Azure DevOps Pipelines
Once you have your repository structure identified, its time to decide how you’re going to organize your deployment pipelines.
There are several options when it comes to building your pipelines in a multi-tenant environment:
- One pipeline per customer. This is the recommended way if you are keeping your customer configuration files separate. Imagine that within your repo you have a separate folder for each customer, with subfolders for their Connectors, Analytics Rules, Playbooks, etc. configurations. In this case you can create separate pipelines for each customer, taking just the configuration files for that specific customer. Each pipeline would use a different variable group pointing to that customer’s Sentinel environment. This approach gives you full control on when each customer environment is deployed/updated and under what conditions the different stages are executed.
This is the approach that we used in our previous post here, although we were only managing a single Sentinel environment in that case.
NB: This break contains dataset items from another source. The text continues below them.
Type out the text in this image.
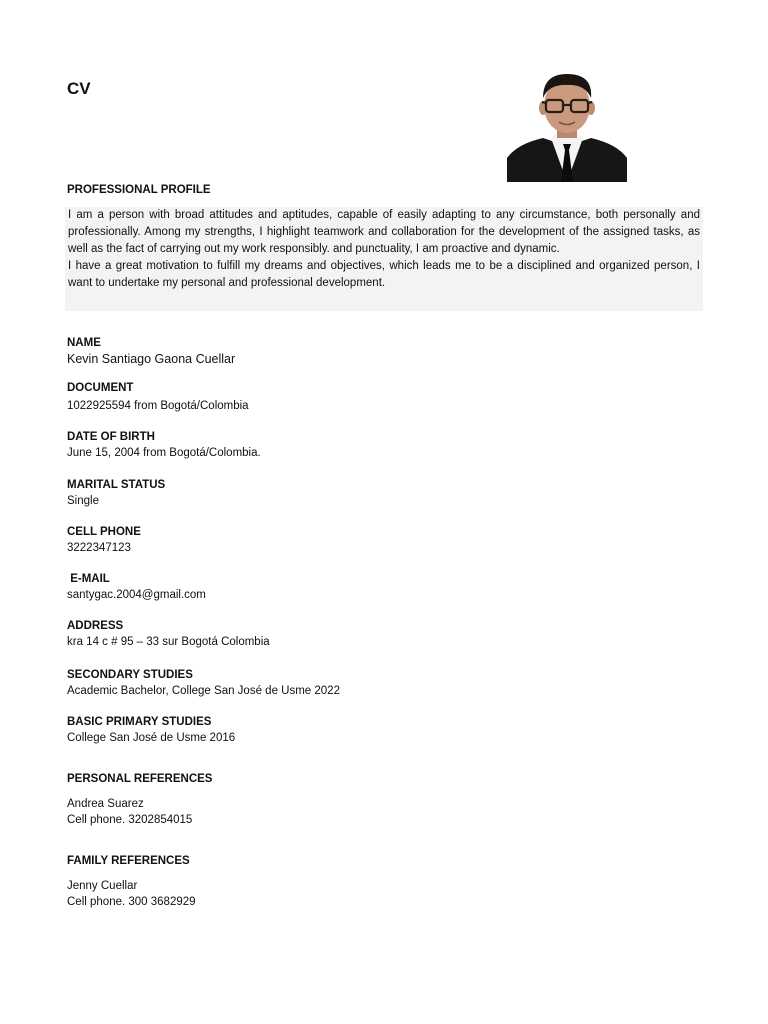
CV
PROFESSIONAL PROFILE

I am a person with broad attitudes and aptitudes, capable of easily adapting to any circumstance, both personally and professionally. Among my strengths, I highlight teamwork and collaboration for the development of the assigned tasks, as well as the fact of carrying out my work responsibly. and punctuality, I am proactive and dynamic.

I have a great motivation to fulfill my dreams and objectives, which leads me to be a disciplined and organized person, I want to undertake my personal and professional development.

NAME
Kevin Santiago Gaona Cuellar
DOCUMENT
1022925594 from Bogotá/Colombia
DATE OF BIRTH
June 15, 2004 from Bogotá/Colombia.
MARITAL STATUS
Single
CELL PHONE
3222347123
E-MAIL
santygac.2004@gmail.com
ADDRESS
kra 14 c # 95 – 33 sur Bogotá Colombia
SECONDARY STUDIES
Academic Bachelor, College San José de Usme 2022
BASIC PRIMARY STUDIES
College San José de Usme 2016
PERSONAL REFERENCES
Andrea Suarez
Cell phone. 3202854015
FAMILY REFERENCES
Jenny Cuellar
Cell phone. 300 3682929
- A single pipeline for all your customers with multiple deployment stages inside it, each pointing to one customer subscription. You would use this approach if you’re keeping a common set of configuration files for all your clients. In this case, you can just create multiple stages within each of your deployment pipelines, one for each customer environment. Each release stage would use a different variable group pointing to a different customer environment. This approach will provide you more flexibility over the next one, because you can specify different approvals, dependencies and conditions on when the stage will (or will not) run. For example, you could define that Customer A production environment is only deployed if a previous stage has completed successfully (maybe your internal test environment. This option still gives you good control on when each customer is deployed while keeping the configuration simpler.
You can see an example of this approach in our repository here.
- A single pipeline with a single deployment stage with multiple deployment jobs, each pointing to one customer subscription. Similar to the previous approach but keeping it even more condensed. In this case you just have a single deployment stage, but inside it you create multiple jobs, each using a different set of variables pointing to a different customer subscription. With this option you have less granularity and control options on when each customer is deployed.
You can an example of this approach in our repo here.